Sampah di mana-mana, meludah dan buang air kecil sembarangan. Hingga muncul istilah, kullu jidar hamamat (setiap dinding adalah toilet). Tentang buang air kecil ini ada sebuah cerita lucu yang masyhur di Mesir. Cerita ini menceritakan kisah pertemanan antara mantan Presiden Mesir Hosni Mubarak dan mantan presiden Amerika G.W. Bush. Tapi, lain kali saja lah saya ceritakan. (hehe.. biar penasaran dikit..)
Kondisi kebersihan di Sudan masih mendingan dibanding Mesir. Bisa jadi, karena traffick kehidupan Sudan belum sesibuk Mesir yang disebut-sebut sebagai Eropanya Afrika. Jadi teringat suasana reformasi di Mesir beberapa waktu yang lalu. Kebetulan saat itu saya sedang berada di sana, dan saya menyaksikan langsung saat Kota Cairo nyaris tenggelam oleh lautan sampah, karena dinas kebersihan meliburkan pegawainya selama demonstrasi yang berlangsung lebih kurang dua pekan itu.
Sudan memang masih natural, lahan pertanian dan peternakan yang luas banyak kita temukan di pedesaan. Kalau ingin merasakan adventure atau punya hobi backpacker, cobalah bermalam di padang pasir sabana dan stepa, keduanya tergolong padang pasir yang masih perawan di sudan. Dijamin kapok! ^^
Dengan kondisi seperti ini, masyarakat Sudan juga kurang menghargai kebersihan. Untuk akses air bersih, mereka bergantung penuh dari air sungai nil.

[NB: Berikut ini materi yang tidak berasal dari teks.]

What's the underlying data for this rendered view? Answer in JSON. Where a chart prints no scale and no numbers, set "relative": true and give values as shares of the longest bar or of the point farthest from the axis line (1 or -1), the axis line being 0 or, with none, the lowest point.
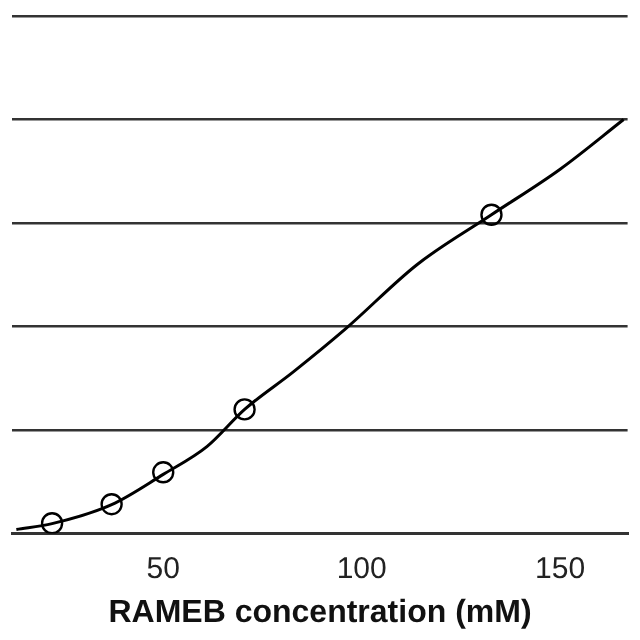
{
  "chart_data": {
    "type": "scatter",
    "xlabel": "RAMEB concentration (mM)",
    "xlim": [
      12,
      167
    ],
    "xticks": [
      50,
      100,
      150
    ],
    "relative": true,
    "grid": "y",
    "legend": false,
    "series": [
      {
        "type": "scatter",
        "marker": "circle",
        "color": "#000000",
        "x": [
          22,
          37,
          50,
          70.5,
          132.7
        ],
        "values": [
          0.025,
          0.071,
          0.148,
          0.3,
          0.77
        ]
      },
      {
        "type": "line",
        "marker": "none",
        "color": "#000000",
        "x": [
          13,
          22,
          37,
          50,
          61,
          70.5,
          82.7,
          96,
          114,
          132.7,
          150,
          166
        ],
        "values": [
          0.01,
          0.024,
          0.07,
          0.143,
          0.21,
          0.3,
          0.39,
          0.495,
          0.65,
          0.77,
          0.88,
          1
        ]
      }
    ]
  }
}
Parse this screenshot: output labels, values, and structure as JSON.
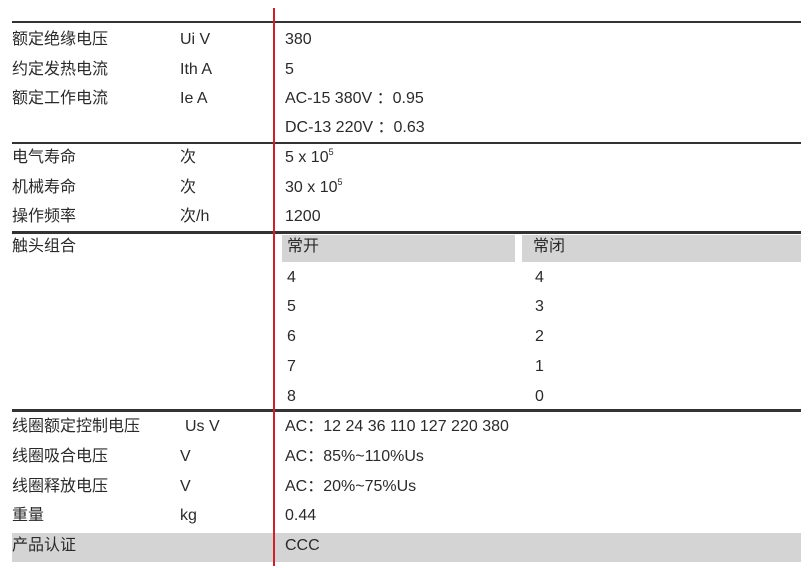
{
  "colors": {
    "divider": "#d0202a",
    "rule": "#333333",
    "shade": "#d4d4d4"
  },
  "group1": [
    {
      "label": "额定绝缘电压",
      "unit": "Ui V",
      "value": "380"
    },
    {
      "label": "约定发热电流",
      "unit": "Ith A",
      "value": "5"
    },
    {
      "label": "额定工作电流",
      "unit": "Ie A",
      "value": "AC-15 380V ：0.95"
    },
    {
      "label": "",
      "unit": "",
      "value": "DC-13 220V ：0.63"
    }
  ],
  "group2": [
    {
      "label": "电气寿命",
      "unit": "次",
      "value": "5 x 10",
      "exp": "5"
    },
    {
      "label": "机械寿命",
      "unit": "次",
      "value": "30 x 10",
      "exp": "5"
    },
    {
      "label": "操作频率",
      "unit": "次/h",
      "value": "1200"
    }
  ],
  "contacts": {
    "label": "触头组合",
    "header_no": "常开",
    "header_nc": "常闭",
    "rows": [
      [
        "4",
        "4"
      ],
      [
        "5",
        "3"
      ],
      [
        "6",
        "2"
      ],
      [
        "7",
        "1"
      ],
      [
        "8",
        "0"
      ]
    ]
  },
  "group4": [
    {
      "label": "线圈额定控制电压",
      "unit": "Us V",
      "value": "AC：12 24 36 110 127 220 380"
    },
    {
      "label": "线圈吸合电压",
      "unit": "V",
      "value": "AC：85%~110%Us"
    },
    {
      "label": "线圈释放电压",
      "unit": "V",
      "value": "AC：20%~75%Us"
    },
    {
      "label": "重量",
      "unit": "kg",
      "value": "0.44"
    },
    {
      "label": "产品认证",
      "unit": "",
      "value": "CCC"
    }
  ]
}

Air nil tersebut mereka gunakan mulai dari kebutuhan bersih-bersih hingga diminum langsung, tanpa dimasak terlebih dahulu. Akibatnya, dinas kesehatan Sudan mencatat ada tiga penyakit yang paling banyak di derita masyarakat sudan, yaitu infeksi lambung, struk dan busung lapar. Dan ketiganya berawal dari kandungan air nil yang ternyata mengandung zat kapur dengan kadar tinggi.
Secara berangsur-angsur, semoga Bangsa Arab akan menyadari bahwa bersih itu indah dan sehat. Untuk saat ini, suasana bersih sudah dapat kita lihat dan rasakan di gedung-gedung mewah seperti di mesjid-mesjid, sebagian kampus, hotel, apartemen, restauran, mall dan kantor-kantor swasta. Taman-taman buatanpun mulai tampak di tengah-tengah kota. Tinggal bagaimana caranya menghilangkan budaya acuh terhadap kebersihan yang diwarisi dari menek moyang mereka, para pengembara padang pasir itu.
Lantas, bagaimana dengan kita di indonesia?
Apakah masyarakat kita sudah menghargai kebersihan?
Mudah-mudahan sudah, karena kebersihan itu sebagian dari iman.